Has the group contributed to any company changes or new corporate initiatives?
“We’ve been extremely fortunate to have ERG members with bold ideas — and an executive team at Nordstrom that’s equally committed to identifying and implementing ideas that make the company a more welcome and inclusive place for our employees and customers. Together, we’ve partnered on creating gender-neutral bathrooms at our corporate headquarters; championing signing onto the Human Rights Campaign’s Business Coalition for the Equality Act; removing gender from our appointment booking for stylists; allowing customers to choose (rather than being assigned based on gender); creating LGBTQIA Ally badges for employees, leaders and the executive team to display and create safe spaces.”

Elspeth Macmillan, Converse

Associate product line manager of Converse Footwear and Pride Network Board Member

Why do you participate in the LGBTQ ERG, and what do you hope to achieve?
“I participate in Converse’s Pride Network because there once was a time before Converse when I didn’t feel comfortable being out at work, and no one should ever feel that way.

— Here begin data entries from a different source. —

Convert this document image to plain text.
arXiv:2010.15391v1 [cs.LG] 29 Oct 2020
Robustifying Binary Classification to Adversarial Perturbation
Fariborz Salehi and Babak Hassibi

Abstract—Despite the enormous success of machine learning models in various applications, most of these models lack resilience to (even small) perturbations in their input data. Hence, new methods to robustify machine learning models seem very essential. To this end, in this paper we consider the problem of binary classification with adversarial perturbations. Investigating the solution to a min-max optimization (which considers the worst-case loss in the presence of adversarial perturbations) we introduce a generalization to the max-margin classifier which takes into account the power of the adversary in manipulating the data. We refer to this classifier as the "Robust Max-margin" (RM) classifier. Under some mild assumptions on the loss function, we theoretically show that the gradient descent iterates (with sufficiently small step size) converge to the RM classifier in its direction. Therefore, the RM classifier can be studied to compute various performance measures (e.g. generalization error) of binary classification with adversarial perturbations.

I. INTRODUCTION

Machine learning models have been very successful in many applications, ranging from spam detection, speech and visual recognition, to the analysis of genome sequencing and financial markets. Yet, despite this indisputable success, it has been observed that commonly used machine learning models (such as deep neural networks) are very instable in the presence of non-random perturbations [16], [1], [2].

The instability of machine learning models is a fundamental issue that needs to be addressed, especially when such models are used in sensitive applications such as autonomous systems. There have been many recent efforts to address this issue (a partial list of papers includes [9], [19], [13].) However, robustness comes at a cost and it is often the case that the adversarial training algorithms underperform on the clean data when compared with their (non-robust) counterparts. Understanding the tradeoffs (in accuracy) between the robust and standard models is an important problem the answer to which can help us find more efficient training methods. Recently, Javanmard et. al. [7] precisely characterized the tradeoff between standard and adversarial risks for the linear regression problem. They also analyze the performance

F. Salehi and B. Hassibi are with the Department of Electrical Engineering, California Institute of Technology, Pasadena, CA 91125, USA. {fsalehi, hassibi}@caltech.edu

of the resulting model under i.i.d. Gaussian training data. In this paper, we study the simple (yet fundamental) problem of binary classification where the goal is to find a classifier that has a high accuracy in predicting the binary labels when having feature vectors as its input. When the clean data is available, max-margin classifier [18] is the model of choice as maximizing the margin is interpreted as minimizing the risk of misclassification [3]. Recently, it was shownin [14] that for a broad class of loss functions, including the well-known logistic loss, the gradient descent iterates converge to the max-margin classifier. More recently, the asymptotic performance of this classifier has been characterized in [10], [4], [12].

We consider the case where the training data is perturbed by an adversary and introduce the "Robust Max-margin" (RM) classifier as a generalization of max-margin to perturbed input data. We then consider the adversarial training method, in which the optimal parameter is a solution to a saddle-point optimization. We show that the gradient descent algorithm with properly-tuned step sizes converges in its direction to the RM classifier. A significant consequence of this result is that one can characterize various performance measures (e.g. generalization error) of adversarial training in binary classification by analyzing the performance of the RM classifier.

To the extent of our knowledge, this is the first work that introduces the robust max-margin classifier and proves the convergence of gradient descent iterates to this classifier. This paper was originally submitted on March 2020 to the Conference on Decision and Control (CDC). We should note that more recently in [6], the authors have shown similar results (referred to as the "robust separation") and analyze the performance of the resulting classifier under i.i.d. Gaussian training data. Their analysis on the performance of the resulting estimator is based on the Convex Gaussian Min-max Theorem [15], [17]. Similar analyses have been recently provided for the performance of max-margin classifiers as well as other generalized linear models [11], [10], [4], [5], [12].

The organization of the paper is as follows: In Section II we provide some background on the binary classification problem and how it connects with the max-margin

I hope that our efforts with the network create visibility, acceptance and empowerment for LGBTQ+ employees, and that we help educate our coworkers and continue to encourage them to be informed allies.”

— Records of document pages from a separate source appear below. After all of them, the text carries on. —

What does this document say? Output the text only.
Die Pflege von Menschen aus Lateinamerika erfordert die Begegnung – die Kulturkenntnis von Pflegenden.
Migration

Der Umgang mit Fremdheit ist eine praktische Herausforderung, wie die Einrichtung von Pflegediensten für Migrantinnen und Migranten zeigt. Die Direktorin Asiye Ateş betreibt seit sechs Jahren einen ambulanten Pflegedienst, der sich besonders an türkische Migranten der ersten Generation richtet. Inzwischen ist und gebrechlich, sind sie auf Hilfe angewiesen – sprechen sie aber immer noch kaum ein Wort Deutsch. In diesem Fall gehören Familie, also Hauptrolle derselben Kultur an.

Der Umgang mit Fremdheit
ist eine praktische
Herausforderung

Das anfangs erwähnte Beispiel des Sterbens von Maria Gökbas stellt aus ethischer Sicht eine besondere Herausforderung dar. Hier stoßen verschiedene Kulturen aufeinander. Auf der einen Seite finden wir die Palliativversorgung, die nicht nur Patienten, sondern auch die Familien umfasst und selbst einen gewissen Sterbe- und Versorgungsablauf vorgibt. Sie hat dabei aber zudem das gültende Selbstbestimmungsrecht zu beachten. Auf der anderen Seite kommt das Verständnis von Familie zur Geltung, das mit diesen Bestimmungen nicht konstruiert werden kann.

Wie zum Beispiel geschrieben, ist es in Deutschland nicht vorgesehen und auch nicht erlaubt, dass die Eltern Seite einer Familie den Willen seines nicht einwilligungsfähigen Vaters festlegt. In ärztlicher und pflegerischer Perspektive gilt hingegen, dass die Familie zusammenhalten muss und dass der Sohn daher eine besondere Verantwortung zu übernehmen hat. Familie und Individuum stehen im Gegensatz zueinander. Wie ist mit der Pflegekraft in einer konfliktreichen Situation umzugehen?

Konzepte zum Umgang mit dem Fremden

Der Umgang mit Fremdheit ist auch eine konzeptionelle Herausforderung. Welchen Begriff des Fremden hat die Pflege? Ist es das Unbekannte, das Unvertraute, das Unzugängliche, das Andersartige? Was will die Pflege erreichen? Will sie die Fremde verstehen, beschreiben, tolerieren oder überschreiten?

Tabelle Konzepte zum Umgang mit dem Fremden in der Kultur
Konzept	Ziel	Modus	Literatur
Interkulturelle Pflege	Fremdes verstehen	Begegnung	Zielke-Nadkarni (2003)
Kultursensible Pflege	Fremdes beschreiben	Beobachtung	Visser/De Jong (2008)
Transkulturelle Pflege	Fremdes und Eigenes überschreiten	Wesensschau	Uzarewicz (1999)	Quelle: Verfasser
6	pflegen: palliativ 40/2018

How has it changed your experience working at the company?
“In my day-to-day job, my involvement definitely played a role in my getting the opportunity to work on Converse’s annual Pride collection. I work on the men’s footwear team, and my manager knew I was on the Pride committee, so he fully supported my taking the lead on Pride 2019. I work with a few other LGBTQ+ designers, and together we created this year’s Pride footwear collection. It’s important that the collection has continued to be created by and for the LGBTQ+ community, and that our company fully supports these efforts to create visibility and acceptance both in and beyond our building.”

Has the group contributed to any company changes or new corporate initiatives?
“We meet regularly and create transparency around Pride initiatives, and provide a united 360-degree view on how our commitments can best come to life — whether it’s internal events, ongoing community partnerships or external Pride campaigns. We are a global brand, with a global audience. I feel proud that Converse continues to support and normalize ‘the other’ by spreading visibility and love, even if it means one sneaker sole at a time.”